Summer
And just like that, it’s summer.
This morning I splurged—yes, splurged—on a lemon Perrier, buffed a little boo-boo off of the ol’ Dutchi (which was ridden to fetch the aforementioned, ludicrously unnecessary mineral water), consumed two breakfasts consisting mainly of berries, and painted my sad, white little toes a happy shade of what can only be described as “Disco Orange.” Though I was aiming for something a little more like a “Poppy” or a “Sherbet”, far worse things have happened to my bare feet. …
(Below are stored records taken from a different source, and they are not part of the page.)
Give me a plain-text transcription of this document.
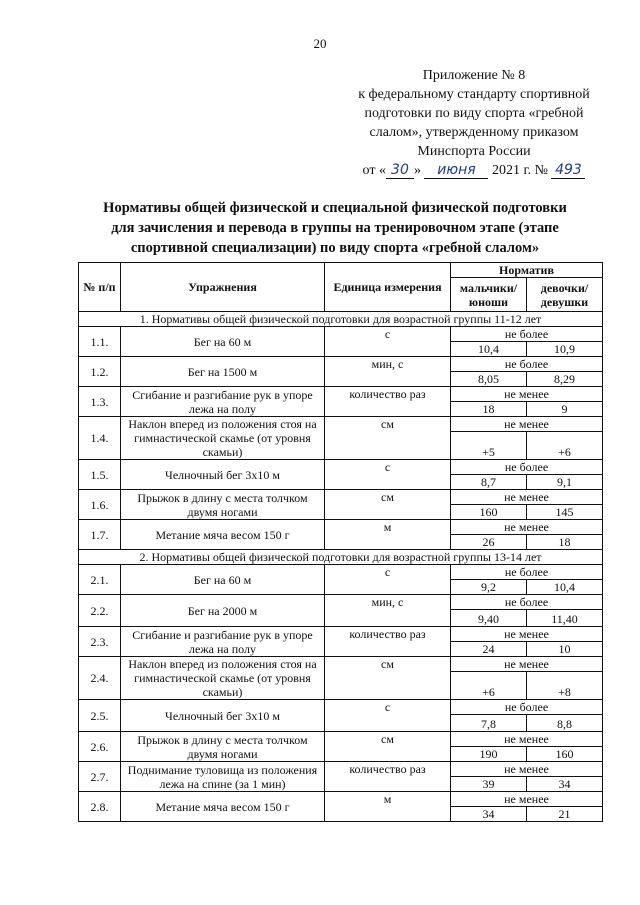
20
Приложение № 8
к федеральному стандарту спортивной
подготовки по виду спорта «гребной
слалом», утвержденному приказом
Минспорта России
от « 30 » июня 2021 г. № 493
Нормативы общей физической и специальной физической подготовки
для зачисления и перевода в группы на тренировочном этапе (этапе
спортивной специализации) по виду спорта «гребной слалом»
№ п/п	Упражнения	Единица измерения	Норматив	
			мальчики/ юноши	девочки/ девушки
1. Нормативы общей физической подготовки для возрастной группы 11-12 лет				
1.1.	Бег на 60 м	с	не более	
			10,4	10,9
1.2.	Бег на 1500 м	мин, с	не более	
			8,05	8,29
1.3.	Сгибание и разгибание рук в упоре лежа на полу	количество раз	не менее	
			18	9
1.4.	Наклон вперед из положения стоя на гимнастической скамье (от уровня скамьи)	см	не менее	
			+5	+6
1.5.	Челночный бег 3х10 м	с	не более	
			8,7	9,1
1.6.	Прыжок в длину с места толчком двумя ногами	см	не менее	
			160	145
1.7.	Метание мяча весом 150 г	м	не менее	
			26	18
2. Нормативы общей физической подготовки для возрастной группы 13-14 лет				
2.1.	Бег на 60 м	с	не более	
			9,2	10,4
2.2.	Бег на 2000 м	мин, с	не более	
			9,40	11,40
2.3.	Сгибание и разгибание рук в упоре лежа на полу	количество раз	не менее	
			24	10
2.4.	Наклон вперед из положения стоя на гимнастической скамье (от уровня скамьи)	см	не менее	
			+6	+8
2.5.	Челночный бег 3х10 м	с	не более	
			7,8	8,8
2.6.	Прыжок в длину с места толчком двумя ногами	см	не менее	
			190	160
2.7.	Поднимание туловища из положения лежа на спине (за 1 мин)	количество раз	не менее	
			39	34
2.8.	Метание мяча весом 150 г	м	не менее	
			34	21
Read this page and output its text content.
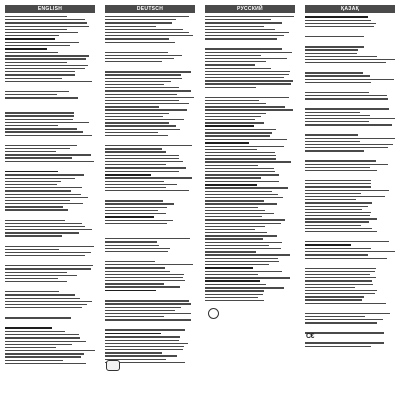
ENGLISH	DEUTSCH	РУССКИЙ	ҚАЗАҚ
C€
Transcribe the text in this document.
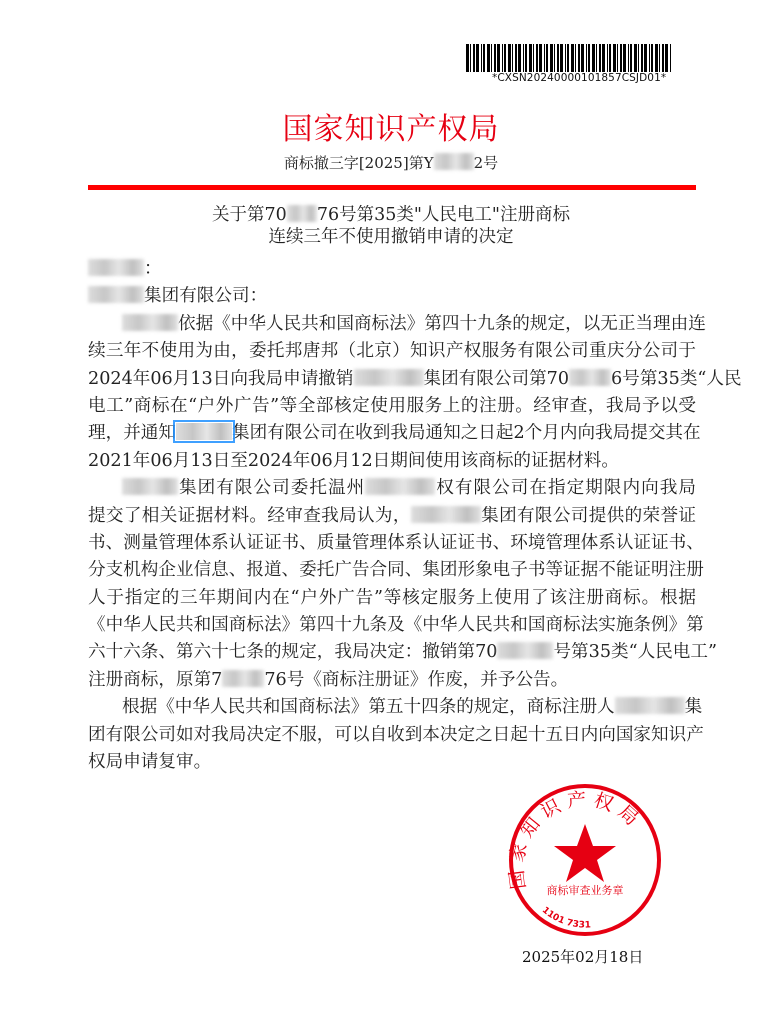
*CXSN20240000101857CSJD01*
国家知识产权局
商标撤三字[2025]第Y	2号
关于第70 76号第35类"人民电工"注册商标
连续三年不使用撤销申请的决定
：
集团有限公司：
依据《中华人民共和国商标法》第四十九条的规定，以无正当理由连
续三年不使用为由，委托邦唐邦（北京）知识产权服务有限公司重庆分公司于
2024年06月13日向我局申请撤销	集团有限公司第70 6号第35类“人民
电工”商标在“户外广告”等全部核定使用服务上的注册。经审查，我局予以受
理，并通知	集团有限公司在收到我局通知之日起2个月内向我局提交其在
2021年06月13日至2024年06月12日期间使用该商标的证据材料。
集团有限公司委托温州	权有限公司在指定期限内向我局
提交了相关证据材料。经审查我局认为，	集团有限公司提供的荣誉证
书、测量管理体系认证证书、质量管理体系认证证书、环境管理体系认证证书、
分支机构企业信息、报道、委托广告合同、集团形象电子书等证据不能证明注册
人于指定的三年期间内在“户外广告”等核定服务上使用了该注册商标。根据
《中华人民共和国商标法》第四十九条及《中华人民共和国商标法实施条例》第
六十六条、第六十七条的规定，我局决定：撤销第70	号第35类“人民电工”
注册商标，原第7 76号《商标注册证》作废，并予公告。
根据《中华人民共和国商标法》第五十四条的规定，商标注册人	集
团有限公司如对我局决定不服，可以自收到本决定之日起十五日内向国家知识产
权局申请复审。
国家知识产权局
商标审查业务章
1101 7331
2025年02月18日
Summer to me always began with the ceremonious opening of the public pool on Memorial Day. Growing up in Colorado, this did not necessarily make good sense, as snow could very well fall into June, ruining all our best laid plans for cut-offs and watermelon. But it was tradition, all the same. The last weekend of May, the cool upper classmen in their red two-pieces and mysteriously pre-browned legs, would climb up to their stations, watch over the crowd of pasty vassals (a la Wendy Peffercorn) and blow their whistles, decreeing the end of school and the beginning of lazy freedom.
It mattered not that my sister and I, awkwardly sheltered little ankle-biters that we were, had to emerge from the pool every hour, on the hour, to reapply the highest SPF possible over every inch of what little skin was allowed to show. Our father, in a flurry of concern surrounding a combination of modesty and the possibility of skin cancer, lovingly required us to don knee-length t-shirts over our tank-suits. (I remember once being allowed to swim with no t-shirt on… at my 11th birthday pool party. I was also the proud recipient of my first compact disc, Everybody Else is Doing it so Why Can’t We? It was a good day.)
The point being that, we were most assuredly un-cool. But! It wasSummer!
Now that I’m grown and wearing the teeny tiniest bikini I darn-well please*, I’m in a place where the signs of summer are… blurred. This is symbolic on a myriad of sentimental levels, best to be left for a much less public diary. But still—California, with its eternal stretch of brown sunshine and stable range of temperature, has me occasionally yearning for that clear-cut indicator that happy days are here again.
That is, until I decided to blow the whistle myself. Today, it is summer, folks. The sun is shining, the bugs are biting, and I’m going to make a strawberry pie.
*Which is, to be honest, not very teeny-tiny at all. But I do not wear a t-shirt! No, sir! Just a hat. And SPF 30. And sometimes a sarong over my shoulders.